Jean’s father, John Firmage, died in 1957; ten years to the day that Dad died and her mother took a job cleaning the Sage Room Bar which was located in the Park Hotel. She talked Florence into working with her at the bar and this pretty much shut down the drinking with Aunt Esther although they still got together occasionally.
Florence’s oldest daughter, Eva and husband, Bill Tolar, lived next door and when they became interested in looking for arrowheads they took Florence with them. This was something she enjoyed and it became a routine thing for them to do. Eva and Bill took her with them nearly everywhere they went; hunting, fishing, arrowhead hunting and trips to Ogden, Utah to visit her sister.

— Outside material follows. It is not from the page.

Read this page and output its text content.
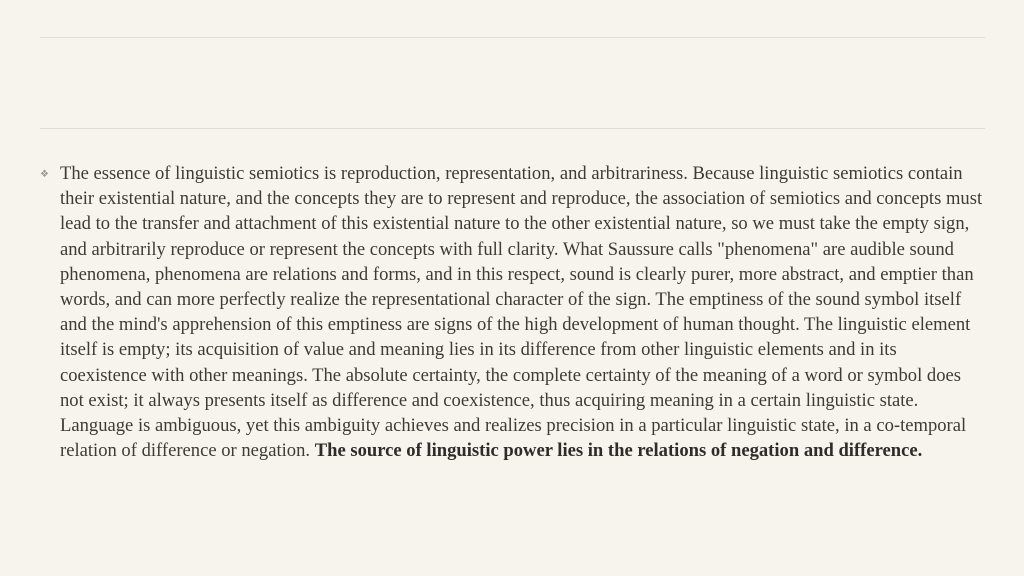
❖ The essence of linguistic semiotics is reproduction, representation, and arbitrariness. Because linguistic semiotics contain their existential nature, and the concepts they are to represent and reproduce, the association of semiotics and concepts must lead to the transfer and attachment of this existential nature to the other existential nature, so we must take the empty sign, and arbitrarily reproduce or represent the concepts with full clarity. What Saussure calls "phenomena" are audible sound phenomena, phenomena are relations and forms, and in this respect, sound is clearly purer, more abstract, and emptier than words, and can more perfectly realize the representational character of the sign. The emptiness of the sound symbol itself and the mind's apprehension of this emptiness are signs of the high development of human thought. The linguistic element itself is empty; its acquisition of value and meaning lies in its difference from other linguistic elements and in its coexistence with other meanings. The absolute certainty, the complete certainty of the meaning of a word or symbol does not exist; it always presents itself as difference and coexistence, thus acquiring meaning in a certain linguistic state. Language is ambiguous, yet this ambiguity achieves and realizes precision in a particular linguistic state, in a co-temporal relation of difference or negation. The source of linguistic power lies in the relations of negation and difference.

Florence always had a close relationship with her sister, Agnes Burdess, who lived in Ogden, Utah. They would visit one another regularly and she too was an arrowhead fan and accompanied them on many arrowhead, hunting and fishing trips. Florence and Agnes had some real fun times together; they each had a great sense of humor.
Agnes Burdess alias Pedro (left)
Florence Rees Van Valkenburg alias Jose (right)
A picture of arrowheads is hanging on the wall.
With old age Florence got to the point that she could no longer care for herself even though Eva and Bill lived next door and helped her a great deal. She reached the point that they could not give her the care she needed and was admitted to a rest home in Rock Springs. Here she lived out the remaining months of her life and passed away on October 27, 1985.